Page:Revue des Deux Mondes - 1872 - tome 101.djvu/195

La bibliothèque libre.
Le texte de cette page a été corrigé et est conforme au fac-similé.

Comme vous avez l’air très bon, dit-elle, je vais vous faire la meilleure part dans le peu que j’ai à donner.

— Je ne veux rien pour moi, encore moins voudrais-je d’une préférence. Je ne me plains pas, et je ne demande rien... Je me trompe, Rita, voulez-vous m’autoriser à être témoin du bien que vous faites ici? Accordez-moi cette faveur, et je vous affirme que jamais dénûment, misère, ennuis, n’auront été pour moi plus légers à supporter.

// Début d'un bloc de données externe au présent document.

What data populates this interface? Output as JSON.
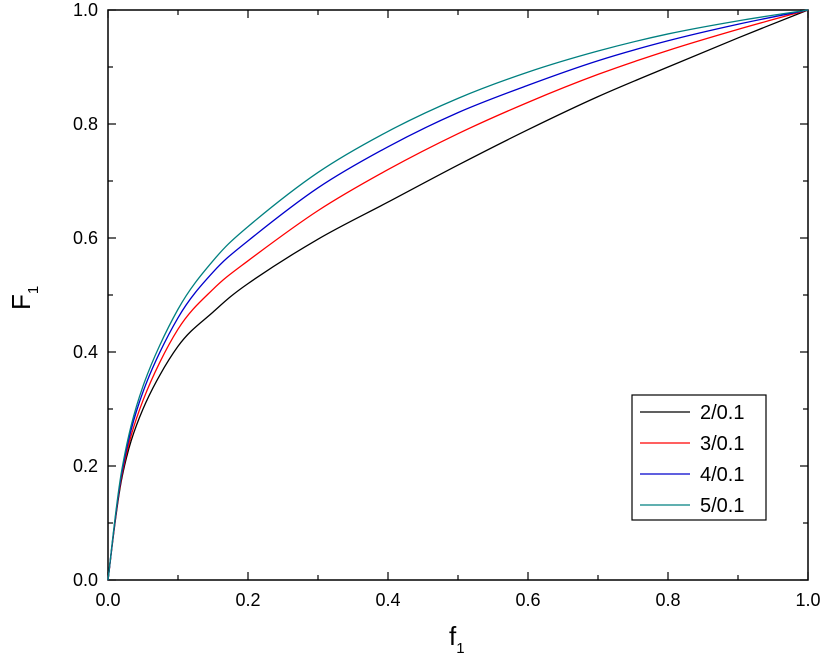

— A quoi bon me revoir? fit-elle confuse, naïvement étonnée, ne paraissant pas comprendre le prix que j’attachais à ma demande. Cela ne changera pas la farine de manioc et le maïs que vous avez à manger en pain blanc, l’eau saumâtre de nos citernes en eau de source limpide... Pourtant, si la vue des misères de cette maison vous fait trouver moins pénible votre situation de naufragé, venez. J’ai quelques bons livres anglais et portugais; les voulez-vous? Votre séjour dans l’île ne peut être bien long; mais, quelle qu’en soit la durée, si j’ai pu vous aider à supporter un instant les horreurs de cette résidence, je serai heureuse et contente.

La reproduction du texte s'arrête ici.